ADAM -TODO EL ESPECTRO DEL ARCOIRIS
En el año 2006, una comedia adolescente como Ella es el chico -dirigida por Andy Fickman- nos mostraba como una chica (Amanda Bynes) se hacía pasar por chico para jugar al fútbol, en una historia que pasaba de puntillas sobre cualquier elemento incómodo de la identidad de género o de una posible atracción homosexual: porque la protagonista, evidentemente, acababa ligándose al guapo de turno (Channing Tatum). En 2019, Adam es una comedia indie que sitúa su acción precisamente en el año 2006. Su premisa, como uno de los personajes de la película llega a reconocer, es retorcida: Adam (Nicholas Alexander) es un adolescente, tímido, virgen y salido, que se hace pasar por un chico trans para ligarse a la pelirroja -y lesbiana- Gillian (Bobbi Salvör Menuez). Esto ocurre cuando Adam entra en contacto con el entorno LGTBI de su hermana, también lesbiana, Casey (Margaret Qualley). Ópera prima de Rhys Ernst, la película es una comedia de enredo costumbrista entrañable, un coming of age imposible en el que el protagonista no solo se inicia en el sexo y la vida, sino en la problemática de todo el espectro LGTBI: desde los gays y lesbianas hasta la transexualidad, pasando por todas las opciones posibles de follar con quien nos dé la gana. Un auténtico baño de consciencia, de tolerancia y de diversidad para Adam (y para el espectador).

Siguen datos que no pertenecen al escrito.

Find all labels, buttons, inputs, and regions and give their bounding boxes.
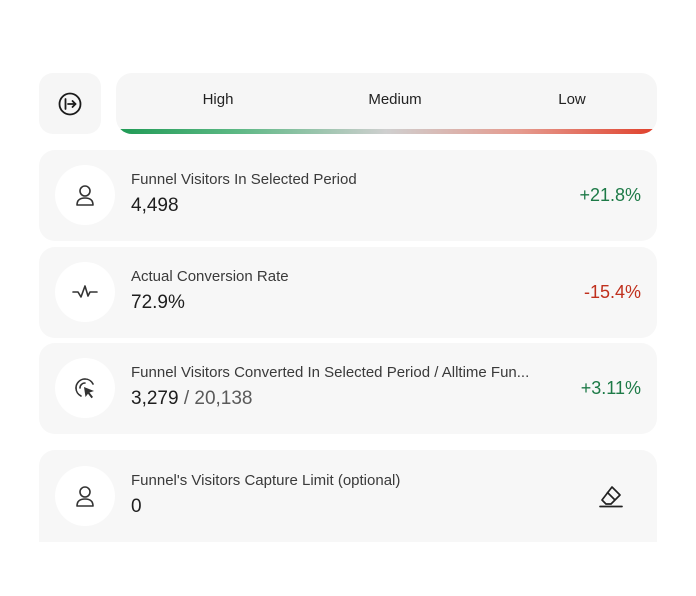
clear-button[interactable] [597, 482, 625, 510]
capture-limit-title: Funnel's Visitors Capture Limit (optiona… [131, 472, 401, 489]
metric-avatar [55, 262, 115, 322]
priority-selector: High Medium Low [116, 73, 657, 134]
metric-delta: +3.11% [580, 378, 641, 398]
pulse-icon [72, 285, 98, 298]
priority-high[interactable]: High [202, 91, 234, 108]
metric-delta: -15.4% [583, 282, 641, 302]
metric-value-converted: 3,279 [131, 388, 179, 409]
user-icon [76, 486, 94, 507]
metric-value: 3,279 / 20,138 [131, 388, 253, 410]
metric-avatar [55, 165, 115, 225]
priority-low[interactable]: Low [558, 91, 586, 108]
metric-avatar [55, 466, 115, 526]
metric-value: 72.9% [131, 292, 185, 313]
metric-avatar [55, 358, 115, 418]
metric-title: Funnel Visitors In Selected Period [131, 171, 357, 188]
metric-value: 4,498 [131, 195, 179, 216]
exit-icon [58, 92, 82, 115]
metric-card-conversion-rate: Actual Conversion Rate 72.9% -15.4% [39, 247, 657, 338]
cursor-click-icon [75, 378, 94, 399]
capture-limit-card: Funnel's Visitors Capture Limit (optiona… [39, 450, 657, 560]
priority-medium[interactable]: Medium [368, 91, 422, 108]
eraser-icon [599, 486, 623, 508]
capture-limit-value[interactable]: 0 [131, 496, 142, 517]
exit-button[interactable] [39, 73, 101, 134]
priority-gradient-bar [118, 129, 655, 134]
user-icon [76, 185, 94, 206]
metric-title: Funnel Visitors Converted In Selected Pe… [131, 364, 530, 381]
metric-title: Actual Conversion Rate [131, 268, 289, 285]
metric-value-separator: / [183, 388, 190, 409]
metric-card-converted-visitors: Funnel Visitors Converted In Selected Pe… [39, 343, 657, 434]
metric-value-total: 20,138 [194, 388, 253, 409]
metric-delta: +21.8% [579, 185, 641, 205]
metric-card-funnel-visitors: Funnel Visitors In Selected Period 4,498… [39, 150, 657, 241]
bottom-cutoff [0, 542, 696, 596]
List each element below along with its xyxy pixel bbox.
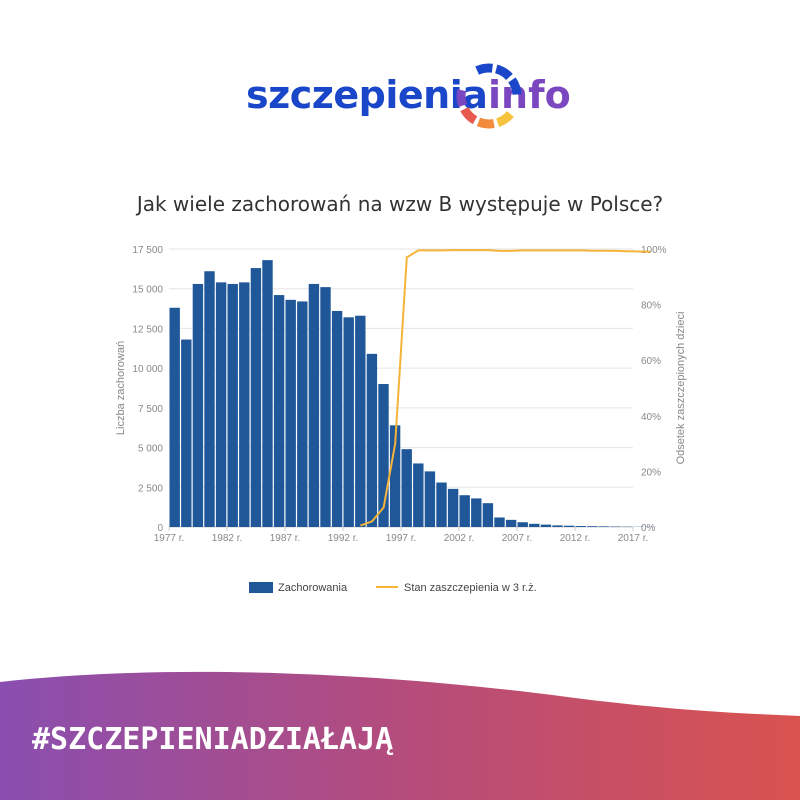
bar [343,317,354,527]
bar [563,525,575,527]
x-tick-label: 2007 r. [502,533,533,544]
bar [459,495,470,527]
bar [273,295,285,527]
y-right-tick-label: 40% [641,412,661,423]
x-tick-label: 1992 r. [328,533,359,544]
y-left-axis-label: Liczba zachorowań [115,341,127,435]
y-left-tick-label: 15 000 [132,285,163,296]
bar [378,384,389,527]
bar [355,315,366,527]
legend-swatch-bars [249,582,273,593]
bar [413,463,424,527]
vaccination-line [360,249,651,527]
bar [227,283,238,527]
bar [331,310,343,527]
x-tick-label: 2017 r. [618,533,649,544]
x-tick-label: 1987 r. [270,533,301,544]
bar [540,524,552,527]
x-tick-label: 2012 r. [560,533,591,544]
y-right-tick-label: 100% [641,245,667,256]
bar [308,283,320,527]
y-left-tick-label: 7 500 [138,404,163,415]
x-tick-label: 1982 r. [212,533,243,544]
bar [204,271,215,527]
bar [494,517,505,527]
bar [517,522,528,527]
legend-label-line: Stan zaszczepienia w 3 r.ż. [404,582,537,594]
legend-label-bars: Zachorowania [278,582,348,594]
logo-suffix: info [488,73,571,117]
bar [505,519,517,527]
y-left-tick-label: 2 500 [138,483,163,494]
y-left-tick-label: 10 000 [132,364,163,375]
bar [482,503,494,527]
bar [169,307,180,527]
chart-title: Jak wiele zachorowań na wzw B występuje … [136,192,664,216]
footer-hashtag: #SZCZEPIENIADZIAŁAJĄ [32,722,394,757]
bar [297,301,308,527]
bar [320,287,331,527]
x-tick-label: 2002 r. [444,533,475,544]
bar [366,353,378,527]
logo-wordmark: szczepienia [246,73,488,117]
x-tick-label: 1977 r. [154,533,185,544]
bar [587,526,598,527]
y-right-tick-label: 80% [641,301,661,312]
bar [401,449,412,527]
y-right-axis-label: Odsetek zaszczepionych dzieci [675,312,687,465]
y-left-tick-label: 17 500 [132,245,163,256]
bar [447,488,459,527]
y-right-tick-label: 20% [641,467,661,478]
bar [575,526,586,527]
y-left-tick-label: 0 [157,523,163,534]
bar [181,339,192,527]
bar [262,260,273,527]
bar [285,299,296,527]
chart: 0 2 500 5 000 7 500 10 000 12 500 15 000 17 500… [115,245,687,594]
bar [529,523,540,527]
footer-banner [0,671,800,800]
x-tick-label: 1997 r. [386,533,417,544]
y-right-tick-label: 60% [641,356,661,367]
bar [215,282,227,527]
y-left-tick-label: 5 000 [138,444,163,455]
bar [552,525,563,527]
bar [598,526,610,527]
y-left-tick-label: 12 500 [132,324,163,335]
bar [239,282,250,527]
bar [436,482,447,527]
y-right-tick-label: 0% [641,523,656,534]
bar [471,498,482,527]
bar [250,268,262,527]
bar [389,425,401,527]
bar [192,283,204,527]
bar [424,471,436,527]
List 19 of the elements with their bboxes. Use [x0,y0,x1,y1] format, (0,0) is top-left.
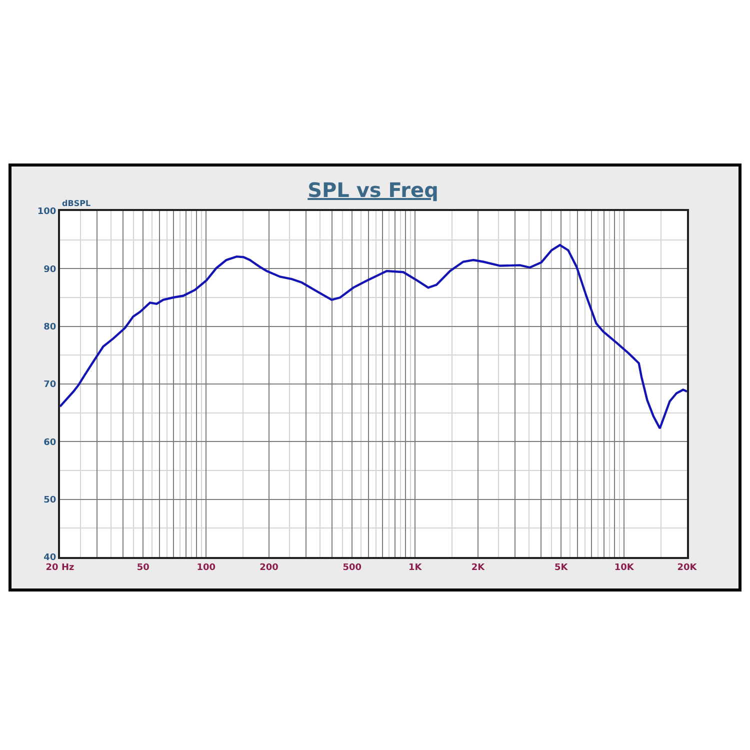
x-tick-label: 20K [677,562,698,573]
y-tick-label: 50 [44,495,56,506]
y-tick-label: 60 [44,438,56,448]
x-tick-label: 50 [136,562,150,573]
x-tick-label: 1K [408,562,423,573]
x-tick-label: 10K [614,562,635,573]
y-axis-title: dBSPL [62,199,91,208]
y-tick-label: 70 [44,380,56,390]
x-tick-label: 100 [196,562,216,573]
chart-title: SPL vs Freq [308,178,438,202]
x-tick-label: 2K [471,562,486,573]
x-tick-label: 200 [260,562,278,573]
y-tick-label: 100 [37,207,56,218]
y-tick-label: 90 [44,264,56,275]
y-tick-label: 40 [44,553,56,564]
x-tick-label: 500 [342,562,362,573]
x-tick-label: 5K [554,562,569,573]
y-tick-label: 80 [44,322,56,332]
x-tick-label: 20 Hz [46,562,74,573]
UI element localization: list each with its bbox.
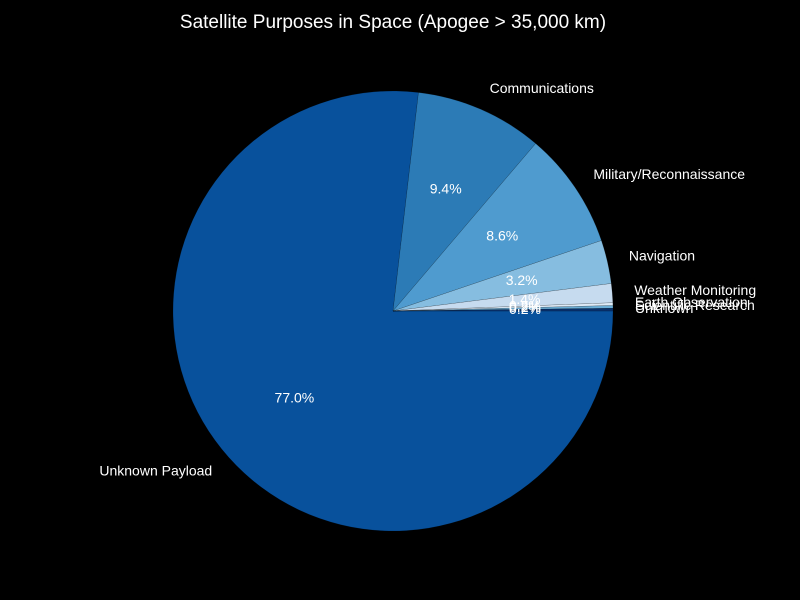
pie-slice-navigation (392, 240, 612, 312)
slice-percent-weather-monitoring: 1.4% (509, 291, 541, 307)
slice-percent-military-reconnaissance: 8.6% (486, 228, 518, 244)
pie-slice-unknown (392, 308, 614, 312)
slice-percent-unknown-payload: 77.0% (275, 389, 315, 405)
slice-label-unknown: Unknown (635, 300, 693, 316)
chart-title: Satellite Purposes in Space (Apogee > 35… (180, 12, 606, 33)
pie-slice-earth-observation (392, 302, 614, 312)
slice-label-military-reconnaissance: Military/Reconnaissance (593, 166, 745, 182)
slice-label-earth-observation: Earth Observation (635, 294, 748, 310)
slice-label-communications: Communications (490, 80, 594, 96)
slice-percent-scientific-research: 0.2% (509, 299, 541, 315)
slice-percent-communications: 9.4% (430, 181, 462, 197)
slice-label-weather-monitoring: Weather Monitoring (634, 282, 756, 298)
pie-slices (172, 90, 614, 532)
pie-slice-unknown-payload (172, 90, 614, 532)
slice-label-unknown-payload: Unknown Payload (99, 463, 212, 479)
pie-slice-scientific-research (392, 305, 614, 312)
pie-labels: Unknown Payload 77.0% Communications 9.4% Mi… (99, 80, 756, 479)
slice-label-scientific-research: Scientific Research (635, 297, 755, 313)
pie-slice-communications (392, 92, 536, 312)
slice-percent-earth-observation: 0.2% (509, 298, 541, 314)
slice-percent-navigation: 3.2% (506, 272, 538, 288)
pie-slice-weather-monitoring (392, 283, 614, 312)
slice-percent-unknown: 0.2% (509, 301, 541, 317)
pie-slice-military-reconnaissance (392, 143, 602, 312)
slice-label-navigation: Navigation (629, 248, 695, 264)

Lo más interesante de esta pequeña y disfrutable película, es la sana mirada irónica del director sobre el activismo LGTBI, y cómo esta comunidad puede ser también una cerrada y desconfiada con el 'otro', en este caso, el individuo cisgénero.
HABITACIÓN 212 -LA VIDA NO VIVIDA
La nueva película del director y guionista francés, Christophe Honoré, Habitación 212, podría ocurrir antes, después, o incluso durante el confinamiento. Se trata de una comedia dramática de aliento teatral, pero también de gran inventiva visual y cinematográfica: Honoré tiene ideas de puesta en escena atrevidas y preciosas, que se aprovechan de que la historia ocurre seguramente en la mente de su protagonista. María es una mujer madura que se ve obligada a revisar su vida sentimental cuando su marido descubre, por casualidad, una infidelidad. Protagoniza Chiara Mastroianni, divertidísima y espectacularmente atractiva, que por este papel se llevó premio en Cannes, a la mejor actriz en la sección Un Certain Regard. María desencadena toda la historia con su desliz y decide mudarse, al menos por una noche, a una habitación de hotel justo enfrente del piso que comparte con su marido, Richard (Benjamin Biolay), que poco a poco gana terreno en el relato, para hacer repaso también de su trayectoria vital. Así la película se va llenando de recuerdos y de personajes; los pisos y las habitaciones, las puertas que se abren y se cierran, se convierten en metáforas de la memoria. Comedia divertida, sexy, muy francesa, Habitación 212 es una refrescante fantasía sobre el amor, algo nostálgica. Una historia sobre el pasado, sobre los caminos no tomados, sobre la vida no vivida y sobre las frustraciones que acompañan a las relaciones de pareja, a las que seguramente no se les debe pedir la felicidad plena, si es que eso existe realmente.